Five card stud poker is played with a standard English deck of 52 cards. No jokers or wild cards are used. The game can be played with as few as two players, and some of poker history's most famous games involved five card stud and just two players.
How to Play
Although every poker game can be adapted and changed, the standard game starts with an ante of at least one chip from each player to start the pot with, and betting begins after each player receives two cards. The first card to each player is dealt face-down, the second one is face-up. The highest card (ace is high, or low for a straight of A-2-3-4-5) begins the action by making a wager or checking. If another player bets, each additional player will have the chance to call the wager, raise the wager, or fold their cards and sit-out until the next hand.

After the first round of betting, a third card is dealt face-up with another round of betting. The same fashion of play is followed for a forth and fifth card, each dealt face-up. After the fifth card is dealt and the betting is finished, players turn over their fist card and reveal their final hands.

In most cases a single pair or two pair will win. It is much harder to make a straight or flush (or a higher hand) in five card stud than in a draw game or a community-card game like Texas Hold'em.
Bet Variations
If you already know how to play poker, you may know that there are two standard forms of betting structures: limit and no limit. In limit poker, the players agree to a simple limit on all bets, such as 25-cents to a dollar, and each bet needs to be in that range.

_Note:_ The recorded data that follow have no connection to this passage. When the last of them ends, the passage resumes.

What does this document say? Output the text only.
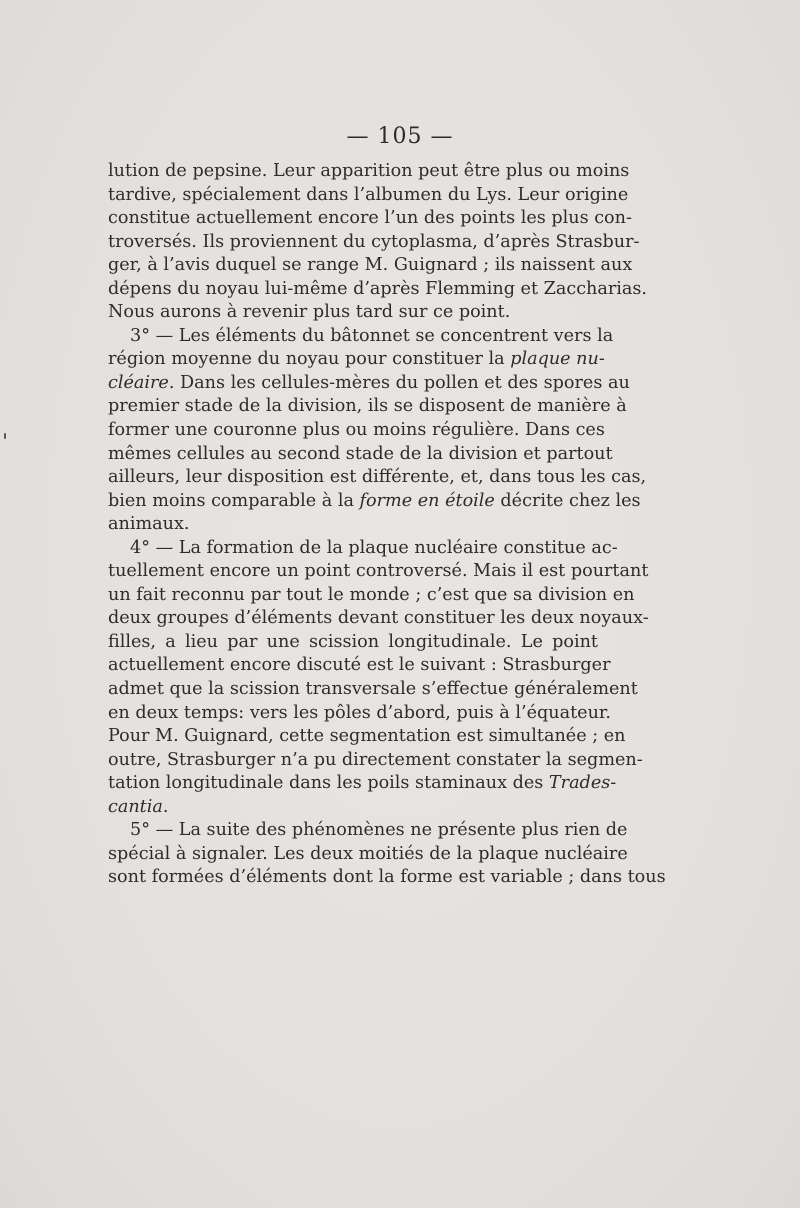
— 105 —
lution de pepsine. Leur apparition peut être plus ou moins
tardive, spécialement dans l’albumen du Lys. Leur origine
constitue actuellement encore l’un des points les plus con-
troversés. Ils proviennent du cytoplasma, d’après Strasbur-
ger, à l’avis duquel se range M. Guignard ; ils naissent aux
dépens du noyau lui-même d’après Flemming et Zaccharias.
Nous aurons à revenir plus tard sur ce point.
3° — Les éléments du bâtonnet se concentrent vers la
région moyenne du noyau pour constituer la plaque nu-
cléaire. Dans les cellules-mères du pollen et des spores au
premier stade de la division, ils se disposent de manière à
former une couronne plus ou moins régulière. Dans ces
mêmes cellules au second stade de la division et partout
ailleurs, leur disposition est différente, et, dans tous les cas,
bien moins comparable à la forme en étoile décrite chez les
animaux.
4° — La formation de la plaque nucléaire constitue ac-
tuellement encore un point controversé. Mais il est pourtant
un fait reconnu par tout le monde ; c’est que sa division en
deux groupes d’éléments devant constituer les deux noyaux-
filles, a lieu par une scission longitudinale. Le point
actuellement encore discuté est le suivant : Strasburger
admet que la scission transversale s’effectue généralement
en deux temps: vers les pôles d’abord, puis à l’équateur.
Pour M. Guignard, cette segmentation est simultanée ; en
outre, Strasburger n’a pu directement constater la segmen-
tation longitudinale dans les poils staminaux des Trades-
cantia.
5° — La suite des phénomènes ne présente plus rien de
spécial à signaler. Les deux moitiés de la plaque nucléaire
sont formées d’éléments dont la forme est variable ; dans tous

In no-limit, a player may wager any amount up to the total cash and chips they have in front of them at any time. The term table-stakes means only that no more money may be brought into play on a hand that has already started.
Poker in the Movies
In the movies, especially old westerns like A Big Hand for the Little Lady, the players suddenly "bet the farm" or whatever they have of value, although games with stakes like that were exceedingly rare. In the movie The Cincinnati Kid, Steve McQueen and Edward G. Robinson play a hand of five card stud eerily similar to a real hand played in 1948 Las Vegas between Johnny Moss and "Nick the Greek" Dandalos.

In both cases the game was no-limit, and in each case one of the players decided to make a larger than sensible call or raise with the hope of making an unbeatable hand that would devastate the other player's bankroll. In the movie (Spoiler Alert!), the Kid is beaten when his opponent makes a straight flush and walks away from the game busted. In the real game in Las Vegas, Nick Dandalos also makes a straight flush, heavily damaging Moss's chip stack, but eventually it is Moss who prevails after months of play.

When the game ends, Dandalos is purported to have said, "Mr. Moss, it looks like I'll have to let you go." Probably a wise decision, for although Dandalos spent a lifetime playing games of chance with great success and winning a fortune, Johnny Moss was the best poker player of his generation, even doing well more than twenty-years later as the inaugural champion of the World Series of Poker.

Five card draw is fun and easy to play, just make sure you choose the denomination of your chips, and your table stakes and betting limits before the first hand is dealt!